Bir başka gerçek daha var. Yargıçlar genelde küçük yerlerden başlatılır, deneyim kazansın, birikim olsun diye. Belli bir zaman dilimi içinde büyük kentlere getirilirler. Bu da kalktı. Hakime avukatlar öğretiyorlar 'kararı şöyle yazacaksın, böyle yazacaksın' diye. Bilmiyor adam."

'Savcı polisle Ceyhan Belediye Başkanı'na kumpas kurdu'

Kılıçdaroğlu, sözlerinin devamında savcıların bazen yanlış ya da yalan iddianame düzenleyebildiklerini de hatırlattı.

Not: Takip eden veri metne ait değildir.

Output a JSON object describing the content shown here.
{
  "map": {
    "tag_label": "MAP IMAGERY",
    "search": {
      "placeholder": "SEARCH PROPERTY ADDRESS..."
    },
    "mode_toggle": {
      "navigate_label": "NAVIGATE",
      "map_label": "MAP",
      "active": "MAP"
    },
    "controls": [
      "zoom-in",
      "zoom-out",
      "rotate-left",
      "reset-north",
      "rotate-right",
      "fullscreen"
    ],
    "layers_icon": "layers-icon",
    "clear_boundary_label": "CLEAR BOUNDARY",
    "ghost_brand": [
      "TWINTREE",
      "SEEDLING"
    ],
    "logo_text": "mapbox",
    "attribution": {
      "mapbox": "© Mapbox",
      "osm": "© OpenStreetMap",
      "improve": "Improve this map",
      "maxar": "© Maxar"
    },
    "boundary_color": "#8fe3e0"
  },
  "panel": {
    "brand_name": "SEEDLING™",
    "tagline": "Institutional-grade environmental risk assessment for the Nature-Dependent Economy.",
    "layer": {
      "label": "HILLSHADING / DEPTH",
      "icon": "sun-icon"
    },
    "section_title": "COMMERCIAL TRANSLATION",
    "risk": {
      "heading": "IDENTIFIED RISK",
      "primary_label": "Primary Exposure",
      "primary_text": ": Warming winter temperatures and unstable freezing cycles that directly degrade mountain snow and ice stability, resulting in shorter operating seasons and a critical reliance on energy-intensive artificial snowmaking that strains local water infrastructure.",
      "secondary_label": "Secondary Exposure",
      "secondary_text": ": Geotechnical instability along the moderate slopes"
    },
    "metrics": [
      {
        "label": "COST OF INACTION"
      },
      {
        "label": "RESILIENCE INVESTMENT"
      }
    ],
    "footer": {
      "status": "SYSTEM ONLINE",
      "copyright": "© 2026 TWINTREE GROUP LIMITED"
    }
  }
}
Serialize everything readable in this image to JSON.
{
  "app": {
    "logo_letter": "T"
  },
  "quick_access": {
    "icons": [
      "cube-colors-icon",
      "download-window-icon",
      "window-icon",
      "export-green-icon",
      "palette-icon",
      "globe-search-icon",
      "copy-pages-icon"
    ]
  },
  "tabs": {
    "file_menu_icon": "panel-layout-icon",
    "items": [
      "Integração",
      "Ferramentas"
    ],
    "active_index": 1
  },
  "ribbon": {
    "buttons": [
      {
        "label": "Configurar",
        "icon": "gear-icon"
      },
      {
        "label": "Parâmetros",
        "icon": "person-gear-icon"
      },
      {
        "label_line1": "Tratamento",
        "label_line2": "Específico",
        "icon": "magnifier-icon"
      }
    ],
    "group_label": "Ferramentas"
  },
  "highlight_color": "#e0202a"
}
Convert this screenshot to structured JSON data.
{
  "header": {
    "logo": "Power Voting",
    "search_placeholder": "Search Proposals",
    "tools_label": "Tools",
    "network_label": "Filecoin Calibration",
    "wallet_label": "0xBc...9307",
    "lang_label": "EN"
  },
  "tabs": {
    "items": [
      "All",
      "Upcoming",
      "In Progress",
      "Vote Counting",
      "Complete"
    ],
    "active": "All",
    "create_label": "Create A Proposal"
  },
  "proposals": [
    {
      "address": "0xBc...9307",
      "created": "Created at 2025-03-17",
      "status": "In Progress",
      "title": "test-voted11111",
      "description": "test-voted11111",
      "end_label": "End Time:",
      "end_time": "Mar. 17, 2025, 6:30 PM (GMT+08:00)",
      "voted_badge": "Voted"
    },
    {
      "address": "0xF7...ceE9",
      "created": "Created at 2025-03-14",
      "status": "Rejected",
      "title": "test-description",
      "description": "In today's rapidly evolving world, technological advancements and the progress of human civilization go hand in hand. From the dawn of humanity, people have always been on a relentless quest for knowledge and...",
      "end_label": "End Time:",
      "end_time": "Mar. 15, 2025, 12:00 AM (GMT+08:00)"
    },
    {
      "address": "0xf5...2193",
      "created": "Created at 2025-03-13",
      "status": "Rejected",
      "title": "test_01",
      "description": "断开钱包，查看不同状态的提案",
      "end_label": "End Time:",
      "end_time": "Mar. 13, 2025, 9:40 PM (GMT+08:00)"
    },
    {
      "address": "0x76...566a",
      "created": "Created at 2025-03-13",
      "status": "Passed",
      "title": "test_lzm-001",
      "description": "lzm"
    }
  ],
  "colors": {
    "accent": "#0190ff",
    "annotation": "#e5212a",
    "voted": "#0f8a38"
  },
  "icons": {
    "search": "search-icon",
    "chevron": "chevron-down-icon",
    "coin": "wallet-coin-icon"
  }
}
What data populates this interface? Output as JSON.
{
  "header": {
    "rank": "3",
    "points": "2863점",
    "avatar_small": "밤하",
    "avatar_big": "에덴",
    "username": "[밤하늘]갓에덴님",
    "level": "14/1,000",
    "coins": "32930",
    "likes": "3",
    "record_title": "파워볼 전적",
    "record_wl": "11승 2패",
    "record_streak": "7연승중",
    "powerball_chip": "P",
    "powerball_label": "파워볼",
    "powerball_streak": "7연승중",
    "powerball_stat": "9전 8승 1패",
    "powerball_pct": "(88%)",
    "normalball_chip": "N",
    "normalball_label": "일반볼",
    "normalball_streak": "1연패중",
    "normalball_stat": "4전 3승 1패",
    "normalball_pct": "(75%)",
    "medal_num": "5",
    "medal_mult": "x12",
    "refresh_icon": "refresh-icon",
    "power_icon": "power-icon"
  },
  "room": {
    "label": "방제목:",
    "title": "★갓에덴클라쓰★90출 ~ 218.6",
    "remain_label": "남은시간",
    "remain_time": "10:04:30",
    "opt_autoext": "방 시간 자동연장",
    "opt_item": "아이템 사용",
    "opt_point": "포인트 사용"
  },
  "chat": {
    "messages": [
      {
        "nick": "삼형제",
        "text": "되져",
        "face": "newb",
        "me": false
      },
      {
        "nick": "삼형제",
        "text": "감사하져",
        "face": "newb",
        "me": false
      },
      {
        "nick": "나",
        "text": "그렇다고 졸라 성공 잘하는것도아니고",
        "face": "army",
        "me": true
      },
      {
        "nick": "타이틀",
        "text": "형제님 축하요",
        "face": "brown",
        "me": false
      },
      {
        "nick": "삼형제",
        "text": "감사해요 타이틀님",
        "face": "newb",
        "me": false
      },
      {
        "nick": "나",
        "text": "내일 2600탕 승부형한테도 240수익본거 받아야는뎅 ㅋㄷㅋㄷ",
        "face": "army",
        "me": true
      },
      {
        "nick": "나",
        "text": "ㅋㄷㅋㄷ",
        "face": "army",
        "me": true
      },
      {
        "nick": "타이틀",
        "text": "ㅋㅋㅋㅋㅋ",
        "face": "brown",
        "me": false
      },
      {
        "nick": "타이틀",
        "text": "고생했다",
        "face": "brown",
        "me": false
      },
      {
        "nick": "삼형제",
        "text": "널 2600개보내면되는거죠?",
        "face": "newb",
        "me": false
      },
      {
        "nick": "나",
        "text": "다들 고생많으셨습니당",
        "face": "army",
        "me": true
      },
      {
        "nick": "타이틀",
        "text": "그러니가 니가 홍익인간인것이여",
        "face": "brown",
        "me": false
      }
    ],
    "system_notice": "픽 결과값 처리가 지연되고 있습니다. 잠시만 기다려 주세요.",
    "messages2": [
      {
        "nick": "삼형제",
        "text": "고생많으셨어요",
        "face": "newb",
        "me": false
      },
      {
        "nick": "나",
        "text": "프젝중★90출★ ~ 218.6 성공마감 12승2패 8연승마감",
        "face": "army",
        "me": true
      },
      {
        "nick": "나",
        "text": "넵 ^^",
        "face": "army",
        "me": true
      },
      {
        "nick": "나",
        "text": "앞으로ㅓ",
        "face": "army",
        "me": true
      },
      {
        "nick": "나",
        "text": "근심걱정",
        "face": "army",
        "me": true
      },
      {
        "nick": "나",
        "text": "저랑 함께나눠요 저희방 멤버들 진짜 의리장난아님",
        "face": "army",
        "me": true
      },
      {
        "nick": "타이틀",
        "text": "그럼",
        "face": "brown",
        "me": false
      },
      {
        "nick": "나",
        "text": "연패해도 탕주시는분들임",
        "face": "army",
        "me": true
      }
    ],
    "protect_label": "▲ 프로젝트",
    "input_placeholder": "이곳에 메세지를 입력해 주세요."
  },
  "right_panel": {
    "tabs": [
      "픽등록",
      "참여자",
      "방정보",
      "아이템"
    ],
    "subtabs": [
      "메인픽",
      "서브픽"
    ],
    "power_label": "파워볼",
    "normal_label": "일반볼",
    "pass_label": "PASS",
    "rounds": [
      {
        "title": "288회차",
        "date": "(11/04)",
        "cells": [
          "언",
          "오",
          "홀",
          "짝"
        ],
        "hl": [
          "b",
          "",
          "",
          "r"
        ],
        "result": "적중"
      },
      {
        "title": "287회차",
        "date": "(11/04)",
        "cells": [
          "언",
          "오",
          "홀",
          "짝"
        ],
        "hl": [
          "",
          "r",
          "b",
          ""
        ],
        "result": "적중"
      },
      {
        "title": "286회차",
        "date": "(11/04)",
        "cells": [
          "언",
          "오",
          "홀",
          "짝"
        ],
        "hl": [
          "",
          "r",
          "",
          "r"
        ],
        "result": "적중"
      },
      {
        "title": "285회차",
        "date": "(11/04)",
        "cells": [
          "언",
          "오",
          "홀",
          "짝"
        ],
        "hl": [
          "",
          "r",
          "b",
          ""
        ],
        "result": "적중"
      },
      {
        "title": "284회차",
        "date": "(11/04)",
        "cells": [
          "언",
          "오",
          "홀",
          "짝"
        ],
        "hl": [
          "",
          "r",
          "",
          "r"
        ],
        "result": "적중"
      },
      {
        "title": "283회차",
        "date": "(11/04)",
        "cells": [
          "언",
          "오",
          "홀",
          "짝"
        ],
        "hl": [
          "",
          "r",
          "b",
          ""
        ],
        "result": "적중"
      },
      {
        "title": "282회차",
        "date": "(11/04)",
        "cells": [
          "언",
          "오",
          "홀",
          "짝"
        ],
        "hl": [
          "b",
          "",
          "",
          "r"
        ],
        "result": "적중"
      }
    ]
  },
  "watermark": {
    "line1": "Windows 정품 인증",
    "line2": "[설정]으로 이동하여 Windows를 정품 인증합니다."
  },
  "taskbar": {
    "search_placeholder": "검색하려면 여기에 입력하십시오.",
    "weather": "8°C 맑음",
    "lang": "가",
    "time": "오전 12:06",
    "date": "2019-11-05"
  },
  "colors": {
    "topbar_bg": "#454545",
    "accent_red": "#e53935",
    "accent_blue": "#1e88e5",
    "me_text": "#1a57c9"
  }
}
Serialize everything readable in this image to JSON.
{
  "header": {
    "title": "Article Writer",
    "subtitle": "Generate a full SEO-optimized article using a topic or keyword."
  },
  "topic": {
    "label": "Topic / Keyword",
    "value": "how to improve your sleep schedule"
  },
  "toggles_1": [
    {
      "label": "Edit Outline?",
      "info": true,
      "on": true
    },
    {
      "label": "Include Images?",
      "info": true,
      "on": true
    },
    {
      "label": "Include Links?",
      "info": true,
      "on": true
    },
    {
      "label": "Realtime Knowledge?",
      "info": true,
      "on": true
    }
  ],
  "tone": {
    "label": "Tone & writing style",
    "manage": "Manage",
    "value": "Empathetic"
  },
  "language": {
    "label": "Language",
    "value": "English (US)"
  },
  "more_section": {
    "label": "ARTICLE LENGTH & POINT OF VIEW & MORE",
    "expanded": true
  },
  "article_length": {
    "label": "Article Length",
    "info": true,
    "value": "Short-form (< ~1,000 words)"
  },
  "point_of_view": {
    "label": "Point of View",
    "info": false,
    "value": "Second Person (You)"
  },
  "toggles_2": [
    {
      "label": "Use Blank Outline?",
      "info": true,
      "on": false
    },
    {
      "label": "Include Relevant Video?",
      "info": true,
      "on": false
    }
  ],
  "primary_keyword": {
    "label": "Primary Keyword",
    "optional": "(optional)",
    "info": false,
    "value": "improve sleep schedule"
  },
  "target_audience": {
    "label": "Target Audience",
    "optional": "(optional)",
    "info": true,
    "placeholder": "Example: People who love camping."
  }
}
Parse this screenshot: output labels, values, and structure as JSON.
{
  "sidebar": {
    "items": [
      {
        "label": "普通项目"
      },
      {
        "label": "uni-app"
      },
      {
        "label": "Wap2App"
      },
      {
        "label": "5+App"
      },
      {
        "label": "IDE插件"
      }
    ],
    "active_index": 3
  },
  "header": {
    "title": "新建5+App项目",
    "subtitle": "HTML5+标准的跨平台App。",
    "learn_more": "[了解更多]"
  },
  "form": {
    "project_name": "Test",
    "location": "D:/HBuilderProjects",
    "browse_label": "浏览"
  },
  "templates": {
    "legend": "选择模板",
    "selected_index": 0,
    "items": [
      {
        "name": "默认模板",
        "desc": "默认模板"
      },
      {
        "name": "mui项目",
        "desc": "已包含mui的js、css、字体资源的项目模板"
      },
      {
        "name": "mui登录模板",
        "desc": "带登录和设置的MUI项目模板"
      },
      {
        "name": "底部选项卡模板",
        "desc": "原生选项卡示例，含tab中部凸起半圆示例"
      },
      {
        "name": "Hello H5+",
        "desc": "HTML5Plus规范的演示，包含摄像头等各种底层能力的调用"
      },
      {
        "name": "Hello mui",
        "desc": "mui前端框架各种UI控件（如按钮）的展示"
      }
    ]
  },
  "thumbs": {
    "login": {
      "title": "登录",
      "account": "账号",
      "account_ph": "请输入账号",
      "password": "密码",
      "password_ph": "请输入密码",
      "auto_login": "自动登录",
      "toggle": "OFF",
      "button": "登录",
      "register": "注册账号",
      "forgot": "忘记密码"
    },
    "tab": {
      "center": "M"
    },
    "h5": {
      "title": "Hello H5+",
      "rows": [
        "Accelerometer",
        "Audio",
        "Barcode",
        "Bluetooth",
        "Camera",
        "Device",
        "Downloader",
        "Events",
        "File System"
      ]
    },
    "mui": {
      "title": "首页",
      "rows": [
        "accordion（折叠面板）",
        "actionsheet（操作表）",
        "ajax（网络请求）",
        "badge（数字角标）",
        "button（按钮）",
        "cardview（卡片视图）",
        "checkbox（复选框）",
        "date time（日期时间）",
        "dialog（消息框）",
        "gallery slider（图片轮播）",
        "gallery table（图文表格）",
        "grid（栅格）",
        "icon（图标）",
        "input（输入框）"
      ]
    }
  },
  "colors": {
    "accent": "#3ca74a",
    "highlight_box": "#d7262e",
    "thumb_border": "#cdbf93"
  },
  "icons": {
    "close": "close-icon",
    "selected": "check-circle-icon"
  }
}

Bu noktada eski Ceyhan Belediye Başkanı Kadir Aydar'ın 'rüşvet' iddiasıyla tutuklandığını ve delil diye ortaya konulan kayıtların sahte çıktığını belirten Kılıçdaroğlu, şunları söyledi:

"Savcılar bazen yanlış ya da yalan iddianame de düzenliyorlar. Ceyhan Belediye Başkanımızla ilgili bir iddianame var. İddianamede birisi bizim belediye başkanımıza rüşvet vermiş. Adamı tutukladılar. Avukat arkadaş gitti, 'Ya sen aldın mı?', 'Emin misin?', 'Evet eminim, alsam söylerim zaten'

Bunun üzerine avukat, telefonla yapılan görüşmenin kayıtlarının dinlenmesini istedi mahkemede. İtiraz ettiler 'gerek yok' diye, kıyameti kopardılar. Hakim mecburen getirdi telefon kayıtlarını. Telefonda rüşvet alan kişi bizim belediye başkanımız değil, başka bir adama vermiş. Polisle birlikte savcı, gerçekten bizim belediye başkanımıza kumpas kuruyorlar, rüşvet aldığını iddia ediyorlar.

'O hakimi ve savcıyı şikayet ettik'

Biz de bilmiyoruz, savcı deniliyor, polis deniliyor, tutanak deniliyor... Biz bu savcıyı ve hakimi şikayet ettik. Ne tür sonuç çıkacak bilmiyoruz. Sahte delillerle bir kişiyi mahkum etmek isteyen insanlar var maalesef."